Social Security Savings
The number of people receiving disability benefits is increasing every year. Based on the annual report published by the Office of Retirement and Disability Policy, more than 10.9 million people aged 18-64 received disability benefits in 2008. 62.3% of the beneficiaries received social security benefits, 27.7% received benefits from the Supplemental Security Income program, and 11.8% got both social security benefits and SSI. A majority of the beneficiaries were disabled workers.
Disabled workers received an average of $1,063.10 every month from social security and $478 from SSI. A total of $10.5 billion worth of disability benefits were paid in 2008.
Unlike the Social Security Disability program, Supplement Security Income payouts are not based on insurance coverage. It is a social welfare program designed to help people with disabilities that have little or no income.
So if people with disabilities are allowed to fully participate in economic activities and gain meaningful employment, the government can gain savings from social welfare expenditures.
The high cost of elevated employee turnover rates and an insufficient number of qualified workers present a risk to a business’ competitive edge. Turnovers are expensive. Time and lost productivity cost a business each day that a position is not filled, not to mention the additional operating expenses it takes to search, recruit, and train new employees.
Companies experience an average of 50% turnover every four years, according to a compilation of facts about Training, Work and Jobs by SAGE Learning. And it costs a company 30-50% of the annual salary of entry-level employees, 150% of middle level employees, and up to 400% for specialized high level employees to find their replacements.
It makes good business sense to keep competent workers instead of having to replace them all the time. Hiring people with disabilities is a good solution for high turnover rates. Countless documentations about employing people with disabilities show that they are reliable, motivated workers with a lower turnover rate.
Research also shows that it is more cost-effective to make accommodations for an employee with a disability than to find a replacement that would soon leave for another company. The Job Accommodations Network estimates that more than half of the accommodations that must be made for disabled employees are less than $500. Compare this to the cost it takes to find and train new employees that would soon leave for another company.
In addition, employees with disabilities can match or exceed non-disabled employees’ attendance records. Disability is not the same as sickness; a person with a developmental disability, physical disability, deafness, or blindness may be physically fit and healthy.
Of course, non-disabled workers can also be reliable and spend years in a company before leaving. But consider someone with a disability, someone who has the same hopes and dreams as anyone else but has had scarce opportunity to find gainful employment. That person may just be a little more grateful for it and would think twice about leaving. Many people with disabilities will also work hard to prove to their employees and to other people that they can carry out their responsibilities just like everyone else.
Reliability and longevity equals better productivity. And better productivity means greater profitability and economic gains. More robust businesses produce employment and more products and services, measured by the Gross Domestic Product (GDP).

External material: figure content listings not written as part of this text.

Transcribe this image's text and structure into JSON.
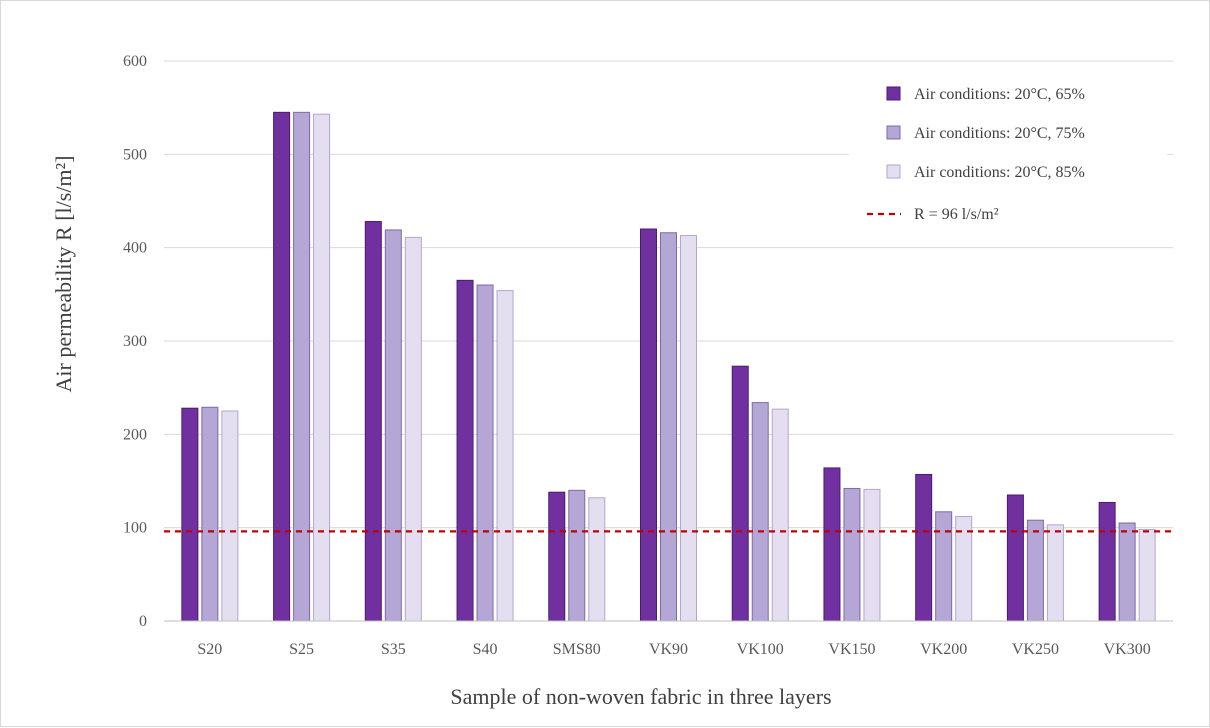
{
  "chart_data": {
    "type": "bar",
    "title": "",
    "xlabel": "Sample of non-woven fabric in three layers",
    "ylabel": "Air permeability R [l/s/m²]",
    "ylim": [
      0,
      600
    ],
    "yticks": [
      0,
      100,
      200,
      300,
      400,
      500,
      600
    ],
    "grid": true,
    "legend_position": "top-right",
    "categories": [
      "S20",
      "S25",
      "S35",
      "S40",
      "SMS80",
      "VK90",
      "VK100",
      "VK150",
      "VK200",
      "VK250",
      "VK300"
    ],
    "series": [
      {
        "name": "Air conditions: 20°C, 65%",
        "color": "#7030a0",
        "edge": "#4b1a73",
        "values": [
          228,
          545,
          428,
          365,
          138,
          420,
          273,
          164,
          157,
          135,
          127
        ]
      },
      {
        "name": "Air conditions: 20°C, 75%",
        "color": "#b4a7d6",
        "edge": "#7e6aa8",
        "values": [
          229,
          545,
          419,
          360,
          140,
          416,
          234,
          142,
          117,
          108,
          105
        ]
      },
      {
        "name": "Air conditions: 20°C, 85%",
        "color": "#e4dff0",
        "edge": "#b3a6cf",
        "values": [
          225,
          543,
          411,
          354,
          132,
          413,
          227,
          141,
          112,
          103,
          98
        ]
      }
    ],
    "reference_line": {
      "label": "R = 96 l/s/m²",
      "value": 96,
      "color": "#c00000"
    }
  }
}
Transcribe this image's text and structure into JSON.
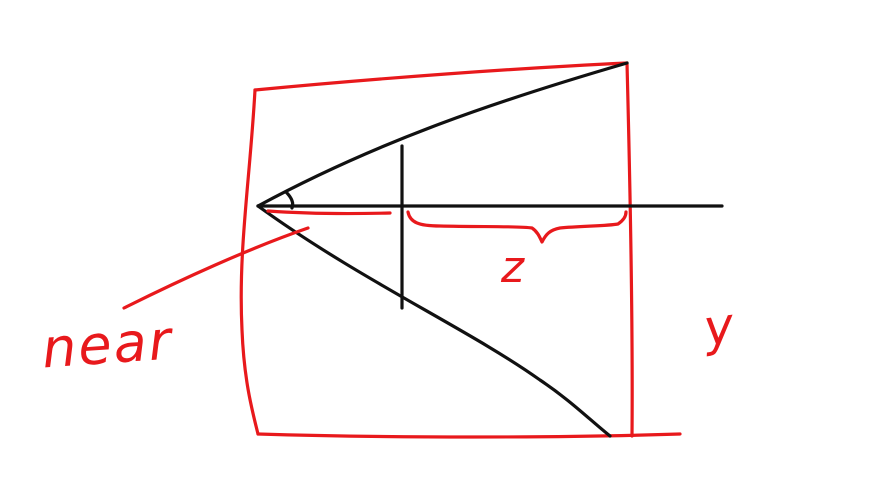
{
  "colors": {
    "red": "#e8191c",
    "black": "#111111",
    "background": "#ffffff"
  },
  "labels": {
    "near": "near",
    "z": "z",
    "y": "y"
  }
}
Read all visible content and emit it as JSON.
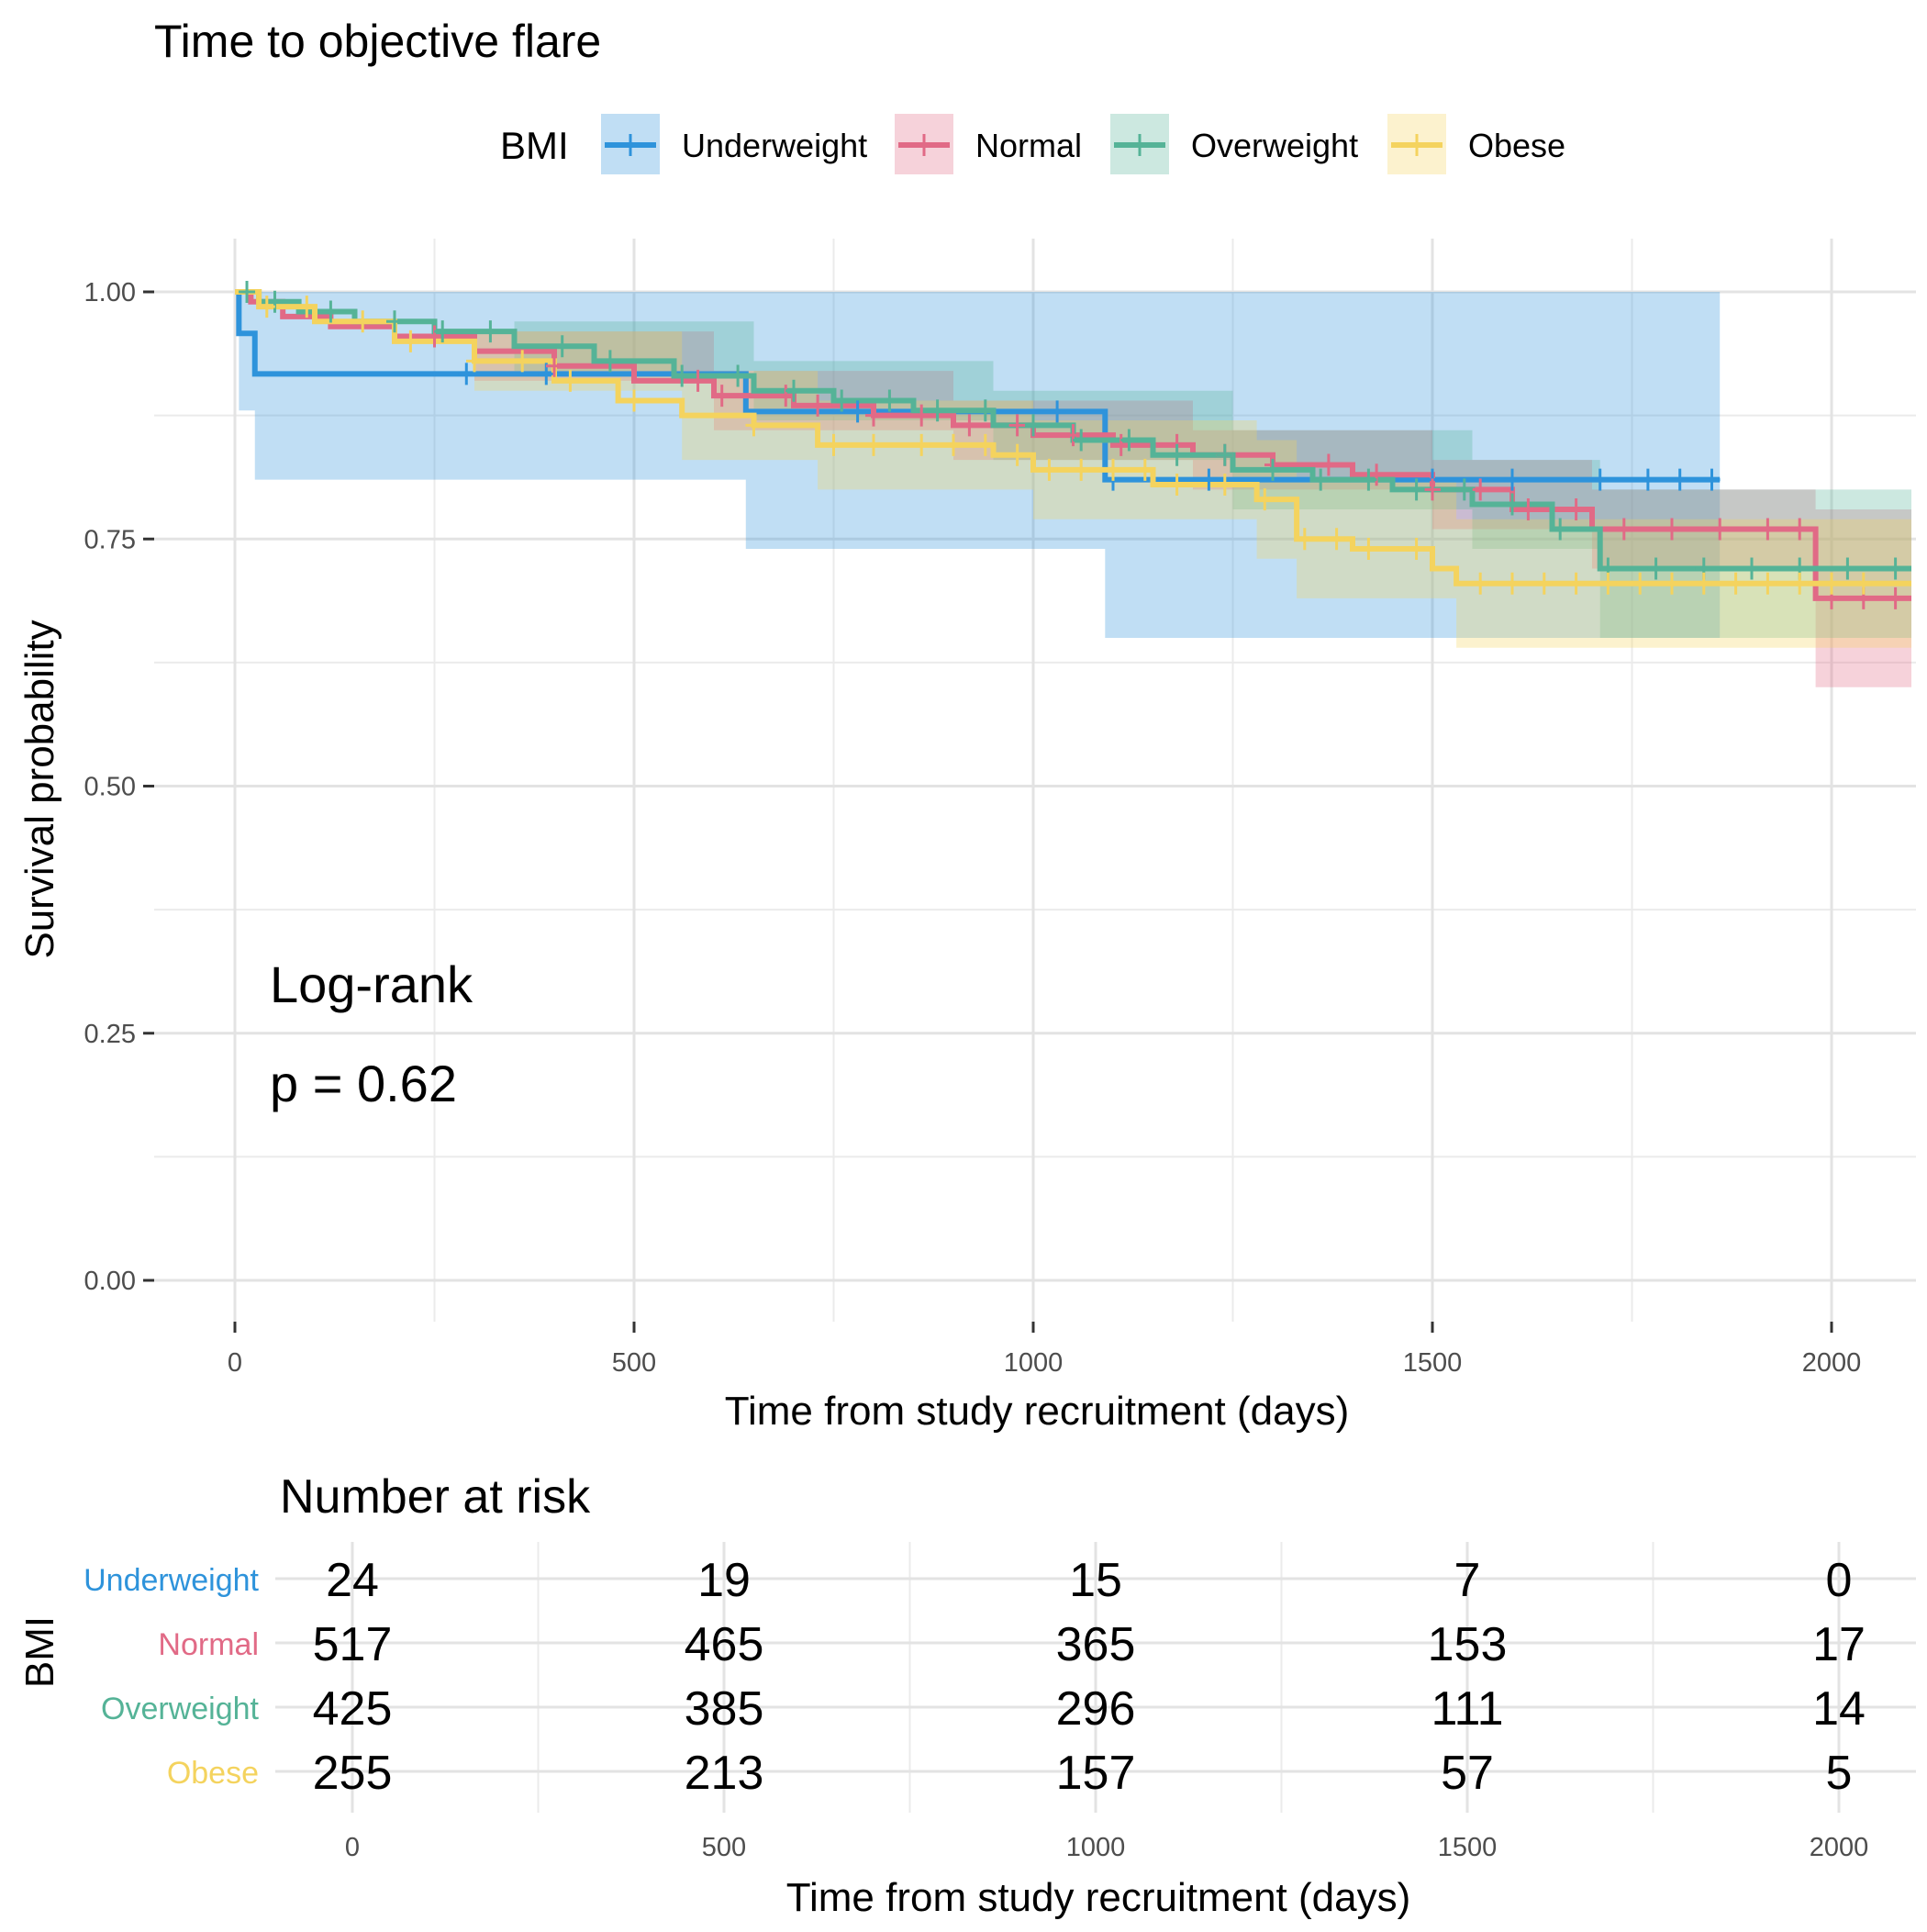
{
  "chart_data": [
    {
      "type": "line",
      "subtype": "kaplan-meier",
      "title": "Time to objective flare",
      "xlabel": "Time from study recruitment (days)",
      "ylabel": "Survival probability",
      "xlim": [
        0,
        2100
      ],
      "ylim": [
        0,
        1
      ],
      "x_ticks": [
        0,
        500,
        1000,
        1500,
        2000
      ],
      "x_tick_labels": [
        "0",
        "500",
        "1000",
        "1500",
        "2000"
      ],
      "y_ticks": [
        0,
        0.25,
        0.5,
        0.75,
        1
      ],
      "y_tick_labels": [
        "0.00",
        "0.25",
        "0.50",
        "0.75",
        "1.00"
      ],
      "grid": true,
      "legend": {
        "title": "BMI",
        "position": "top",
        "entries": [
          "Underweight",
          "Normal",
          "Overweight",
          "Obese"
        ]
      },
      "annotation": {
        "line1": "Log-rank",
        "line2": "p = 0.62"
      },
      "series": [
        {
          "name": "Underweight",
          "color": "#2E93DB",
          "steps": [
            [
              0,
              1.0
            ],
            [
              5,
              0.958
            ],
            [
              25,
              0.917
            ],
            [
              640,
              0.879
            ],
            [
              1090,
              0.81
            ],
            [
              1860,
              0.81
            ]
          ],
          "ci_lower": [
            [
              0,
              1.0
            ],
            [
              5,
              0.88
            ],
            [
              25,
              0.81
            ],
            [
              640,
              0.74
            ],
            [
              1090,
              0.65
            ],
            [
              1860,
              0.65
            ]
          ],
          "ci_upper": [
            [
              0,
              1.0
            ],
            [
              1860,
              1.0
            ]
          ],
          "censored": [
            290,
            390,
            780,
            1030,
            1100,
            1220,
            1500,
            1600,
            1710,
            1770,
            1810,
            1850
          ]
        },
        {
          "name": "Normal",
          "color": "#E16A86",
          "steps": [
            [
              0,
              1.0
            ],
            [
              20,
              0.99
            ],
            [
              60,
              0.975
            ],
            [
              120,
              0.965
            ],
            [
              200,
              0.955
            ],
            [
              300,
              0.94
            ],
            [
              400,
              0.925
            ],
            [
              500,
              0.91
            ],
            [
              600,
              0.895
            ],
            [
              700,
              0.885
            ],
            [
              800,
              0.875
            ],
            [
              900,
              0.865
            ],
            [
              1000,
              0.855
            ],
            [
              1100,
              0.845
            ],
            [
              1200,
              0.835
            ],
            [
              1300,
              0.825
            ],
            [
              1400,
              0.815
            ],
            [
              1500,
              0.8
            ],
            [
              1600,
              0.78
            ],
            [
              1700,
              0.76
            ],
            [
              1980,
              0.69
            ],
            [
              2100,
              0.69
            ]
          ],
          "ci_lower": [
            [
              0,
              1.0
            ],
            [
              300,
              0.91
            ],
            [
              600,
              0.86
            ],
            [
              900,
              0.83
            ],
            [
              1200,
              0.8
            ],
            [
              1500,
              0.76
            ],
            [
              1700,
              0.72
            ],
            [
              1980,
              0.6
            ],
            [
              2100,
              0.6
            ]
          ],
          "ci_upper": [
            [
              0,
              1.0
            ],
            [
              300,
              0.96
            ],
            [
              600,
              0.92
            ],
            [
              900,
              0.89
            ],
            [
              1200,
              0.86
            ],
            [
              1500,
              0.83
            ],
            [
              1700,
              0.8
            ],
            [
              1980,
              0.78
            ],
            [
              2100,
              0.78
            ]
          ],
          "censored": [
            250,
            400,
            580,
            610,
            690,
            730,
            800,
            860,
            920,
            980,
            1050,
            1110,
            1180,
            1240,
            1300,
            1370,
            1430,
            1500,
            1560,
            1620,
            1680,
            1740,
            1800,
            1860,
            1920,
            1960,
            2000,
            2040,
            2080
          ]
        },
        {
          "name": "Overweight",
          "color": "#55B397",
          "steps": [
            [
              0,
              1.0
            ],
            [
              30,
              0.99
            ],
            [
              80,
              0.98
            ],
            [
              150,
              0.97
            ],
            [
              250,
              0.96
            ],
            [
              350,
              0.945
            ],
            [
              450,
              0.93
            ],
            [
              550,
              0.915
            ],
            [
              650,
              0.9
            ],
            [
              750,
              0.89
            ],
            [
              850,
              0.88
            ],
            [
              950,
              0.865
            ],
            [
              1050,
              0.85
            ],
            [
              1150,
              0.835
            ],
            [
              1250,
              0.82
            ],
            [
              1350,
              0.81
            ],
            [
              1450,
              0.8
            ],
            [
              1550,
              0.785
            ],
            [
              1650,
              0.76
            ],
            [
              1710,
              0.72
            ],
            [
              2100,
              0.72
            ]
          ],
          "ci_lower": [
            [
              0,
              1.0
            ],
            [
              350,
              0.92
            ],
            [
              650,
              0.87
            ],
            [
              950,
              0.83
            ],
            [
              1250,
              0.78
            ],
            [
              1550,
              0.74
            ],
            [
              1710,
              0.65
            ],
            [
              2100,
              0.65
            ]
          ],
          "ci_upper": [
            [
              0,
              1.0
            ],
            [
              350,
              0.97
            ],
            [
              650,
              0.93
            ],
            [
              950,
              0.9
            ],
            [
              1250,
              0.86
            ],
            [
              1550,
              0.83
            ],
            [
              1710,
              0.8
            ],
            [
              2100,
              0.8
            ]
          ],
          "censored": [
            15,
            50,
            120,
            200,
            260,
            320,
            410,
            470,
            560,
            630,
            700,
            760,
            820,
            880,
            940,
            1000,
            1060,
            1120,
            1180,
            1240,
            1300,
            1360,
            1420,
            1480,
            1540,
            1600,
            1660,
            1720,
            1780,
            1840,
            1900,
            1960,
            2020,
            2080
          ]
        },
        {
          "name": "Obese",
          "color": "#F4D35E",
          "steps": [
            [
              0,
              1.0
            ],
            [
              30,
              0.985
            ],
            [
              100,
              0.97
            ],
            [
              200,
              0.95
            ],
            [
              300,
              0.93
            ],
            [
              400,
              0.91
            ],
            [
              480,
              0.89
            ],
            [
              560,
              0.875
            ],
            [
              650,
              0.865
            ],
            [
              730,
              0.845
            ],
            [
              950,
              0.835
            ],
            [
              1000,
              0.82
            ],
            [
              1150,
              0.805
            ],
            [
              1280,
              0.79
            ],
            [
              1330,
              0.75
            ],
            [
              1400,
              0.74
            ],
            [
              1500,
              0.72
            ],
            [
              1530,
              0.705
            ],
            [
              2100,
              0.705
            ]
          ],
          "ci_lower": [
            [
              0,
              1.0
            ],
            [
              300,
              0.9
            ],
            [
              560,
              0.83
            ],
            [
              730,
              0.8
            ],
            [
              1000,
              0.77
            ],
            [
              1280,
              0.73
            ],
            [
              1330,
              0.69
            ],
            [
              1530,
              0.64
            ],
            [
              2100,
              0.64
            ]
          ],
          "ci_upper": [
            [
              0,
              1.0
            ],
            [
              300,
              0.96
            ],
            [
              560,
              0.92
            ],
            [
              730,
              0.89
            ],
            [
              1000,
              0.87
            ],
            [
              1280,
              0.85
            ],
            [
              1330,
              0.81
            ],
            [
              1530,
              0.77
            ],
            [
              2100,
              0.77
            ]
          ],
          "censored": [
            40,
            90,
            160,
            220,
            300,
            360,
            420,
            500,
            650,
            750,
            800,
            860,
            900,
            940,
            980,
            1020,
            1060,
            1100,
            1140,
            1180,
            1240,
            1290,
            1340,
            1380,
            1420,
            1480,
            1560,
            1600,
            1640,
            1680,
            1720,
            1760,
            1800,
            1840,
            1880,
            1920,
            1960,
            2000,
            2040
          ]
        }
      ]
    },
    {
      "type": "table",
      "title": "Number at risk",
      "ylabel": "BMI",
      "xlabel": "Time from study recruitment (days)",
      "x_ticks": [
        0,
        500,
        1000,
        1500,
        2000
      ],
      "x_tick_labels": [
        "0",
        "500",
        "1000",
        "1500",
        "2000"
      ],
      "rows": [
        {
          "name": "Underweight",
          "color": "#2E93DB",
          "values": [
            "24",
            "19",
            "15",
            "7",
            "0"
          ]
        },
        {
          "name": "Normal",
          "color": "#E16A86",
          "values": [
            "517",
            "465",
            "365",
            "153",
            "17"
          ]
        },
        {
          "name": "Overweight",
          "color": "#55B397",
          "values": [
            "425",
            "385",
            "296",
            "111",
            "14"
          ]
        },
        {
          "name": "Obese",
          "color": "#F4D35E",
          "values": [
            "255",
            "213",
            "157",
            "57",
            "5"
          ]
        }
      ]
    }
  ]
}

Much has been done since the implementation of legislation such as the ADA. However, a lot is still needed to be done for the recognition of people with disabilities as qualified workers. People with disabilities are also people who have abilities.
A country’s strength lies in its people. If people with disabilities are allowed to develop their skills and potential through gainful employment, then a country could expect greater productivity gains and economic returns.